O CLÉRIGO MALIGNO - Conto Clássico de Terror - H. P. Lovecraft

 


O CLÉRIGO MALIGNO

H. P. Lovecraft

(1890 – 1937)

 

Um homem circunspecto, de aparência inteligente, roupa discreta e barba grisalha, conduziu-me a um quarto do ático, falando-me assim:

— Sim, ele morava aqui. Mas eu o aconselho a não tocar em nada. A sua curiosidade torna-o irresponsável. Nós jamais subimos aqui à noite e só conservamos o lugar como está por conta de sua vontade declarada. Você sabe o que ele fez. Essa abominável sociedade se encarregou de tudo ao final, e nós não sabemos onde ele está sepultado. Não houve como a lei, ou qualquer outra coisa, chegar à tal sociedade.

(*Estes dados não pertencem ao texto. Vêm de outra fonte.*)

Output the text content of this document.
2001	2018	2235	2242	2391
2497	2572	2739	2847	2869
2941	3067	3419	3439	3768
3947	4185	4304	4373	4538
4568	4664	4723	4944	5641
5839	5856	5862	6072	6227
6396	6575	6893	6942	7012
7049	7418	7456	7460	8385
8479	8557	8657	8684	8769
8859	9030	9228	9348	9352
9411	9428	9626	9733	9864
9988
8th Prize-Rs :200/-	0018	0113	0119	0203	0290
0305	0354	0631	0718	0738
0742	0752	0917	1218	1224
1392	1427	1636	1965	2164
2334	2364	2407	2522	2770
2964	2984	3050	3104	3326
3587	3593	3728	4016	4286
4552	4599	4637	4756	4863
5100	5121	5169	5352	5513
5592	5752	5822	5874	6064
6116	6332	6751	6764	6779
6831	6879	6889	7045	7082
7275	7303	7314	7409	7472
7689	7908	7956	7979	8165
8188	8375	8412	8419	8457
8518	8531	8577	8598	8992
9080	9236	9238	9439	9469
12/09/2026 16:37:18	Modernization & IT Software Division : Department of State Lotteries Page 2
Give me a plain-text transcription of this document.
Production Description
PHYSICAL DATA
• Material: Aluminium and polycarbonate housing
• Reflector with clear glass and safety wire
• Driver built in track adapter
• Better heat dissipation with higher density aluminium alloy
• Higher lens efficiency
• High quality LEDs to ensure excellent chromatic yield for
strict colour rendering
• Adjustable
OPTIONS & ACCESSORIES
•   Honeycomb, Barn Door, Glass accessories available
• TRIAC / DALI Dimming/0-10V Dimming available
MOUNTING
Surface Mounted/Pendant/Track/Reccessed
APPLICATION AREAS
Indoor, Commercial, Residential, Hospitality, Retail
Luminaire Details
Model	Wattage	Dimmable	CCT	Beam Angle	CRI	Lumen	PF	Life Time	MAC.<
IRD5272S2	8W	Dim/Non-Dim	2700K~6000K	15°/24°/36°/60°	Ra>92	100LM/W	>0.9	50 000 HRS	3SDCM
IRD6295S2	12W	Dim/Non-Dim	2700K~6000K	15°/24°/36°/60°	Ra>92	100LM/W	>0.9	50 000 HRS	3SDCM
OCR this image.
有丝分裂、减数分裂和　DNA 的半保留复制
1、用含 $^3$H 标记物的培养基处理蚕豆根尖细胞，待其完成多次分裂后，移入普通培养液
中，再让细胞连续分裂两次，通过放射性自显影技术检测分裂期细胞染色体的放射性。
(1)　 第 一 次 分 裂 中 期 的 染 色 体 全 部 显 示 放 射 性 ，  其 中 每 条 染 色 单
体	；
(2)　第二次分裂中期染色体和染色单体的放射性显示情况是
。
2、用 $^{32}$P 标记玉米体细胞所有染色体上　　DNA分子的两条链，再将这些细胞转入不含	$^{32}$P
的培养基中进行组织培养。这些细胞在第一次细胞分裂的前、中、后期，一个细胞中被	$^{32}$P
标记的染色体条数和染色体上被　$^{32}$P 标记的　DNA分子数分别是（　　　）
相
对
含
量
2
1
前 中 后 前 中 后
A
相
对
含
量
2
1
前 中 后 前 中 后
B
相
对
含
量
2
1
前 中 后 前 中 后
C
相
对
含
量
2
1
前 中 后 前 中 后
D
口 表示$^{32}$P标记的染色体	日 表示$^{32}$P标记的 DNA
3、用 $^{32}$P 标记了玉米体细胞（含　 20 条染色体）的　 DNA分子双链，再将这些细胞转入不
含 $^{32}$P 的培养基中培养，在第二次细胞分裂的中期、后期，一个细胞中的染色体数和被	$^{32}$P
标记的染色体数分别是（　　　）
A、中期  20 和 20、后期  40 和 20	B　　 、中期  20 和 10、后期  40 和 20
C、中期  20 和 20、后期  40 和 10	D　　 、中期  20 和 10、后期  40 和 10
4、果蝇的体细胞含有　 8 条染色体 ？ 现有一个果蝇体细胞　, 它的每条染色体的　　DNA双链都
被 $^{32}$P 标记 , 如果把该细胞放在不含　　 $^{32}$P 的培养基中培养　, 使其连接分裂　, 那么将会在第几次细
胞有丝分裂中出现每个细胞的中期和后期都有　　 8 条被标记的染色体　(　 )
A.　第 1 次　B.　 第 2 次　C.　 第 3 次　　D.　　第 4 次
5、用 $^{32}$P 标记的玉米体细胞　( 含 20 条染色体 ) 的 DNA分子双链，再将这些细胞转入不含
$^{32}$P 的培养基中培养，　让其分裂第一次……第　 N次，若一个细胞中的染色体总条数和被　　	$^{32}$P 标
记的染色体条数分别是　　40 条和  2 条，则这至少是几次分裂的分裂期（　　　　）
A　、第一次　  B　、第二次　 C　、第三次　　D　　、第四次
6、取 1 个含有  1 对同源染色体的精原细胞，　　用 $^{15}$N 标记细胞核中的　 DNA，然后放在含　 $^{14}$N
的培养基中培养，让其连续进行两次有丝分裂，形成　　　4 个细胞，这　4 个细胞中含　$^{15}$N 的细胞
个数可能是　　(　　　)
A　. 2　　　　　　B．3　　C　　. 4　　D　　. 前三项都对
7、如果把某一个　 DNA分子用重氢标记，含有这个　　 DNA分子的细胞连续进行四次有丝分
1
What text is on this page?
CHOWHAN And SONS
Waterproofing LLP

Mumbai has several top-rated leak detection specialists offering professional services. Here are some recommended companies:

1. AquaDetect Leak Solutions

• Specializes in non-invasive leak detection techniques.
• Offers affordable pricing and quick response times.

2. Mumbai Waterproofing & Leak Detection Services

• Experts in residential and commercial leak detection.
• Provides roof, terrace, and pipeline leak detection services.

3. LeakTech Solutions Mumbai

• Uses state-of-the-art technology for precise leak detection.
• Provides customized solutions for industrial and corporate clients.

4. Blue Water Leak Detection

“Espero que você não fique aqui até o anoitecer. Peço-lhe que não toque no objeto sobre a mesa, essa coisa que parece uma caixa de fósforos. Não sabemos o que é isto, mas suspeitamos que tem alguma relação com o que ele fez. Até mesmo evitamos olhar para ela fixamente.”

Pouco depois, o homem me deixou sozinho na câmara do ático. Estava ela muito suja, empoeirada, primitivamente mobiliada, mas tinha uma elegância a indicar que aquele não era o quarto de um joão-ninguém. Havia prateleiras repletas de livros clássicos e teológicos, e outras estantes com tratados de magia: Paracelso[1], Alberto Magno[2], Tritemius[3], Hermes Trimegisto[4], Borellus[5] e outros, em estranhos caracteres, cujos títulos não fui capaz de decifrar. Os móveis eram muito simples. Havia uma porta que dava acesso, apenas, a um armário. As janelas seguiam um padrão ovalado e as vigas de carvalho negro revelavam uma incrível antiguidade. Evidentemente, esta casa pertencia ao Velho Mundo. Eu parecia saber onde estava, embora não conseguisse lembrar o que então sabia. Certamente, a cidade não era Londres. Minha impressão era a de que ela se situava num pequeno porto marítimo.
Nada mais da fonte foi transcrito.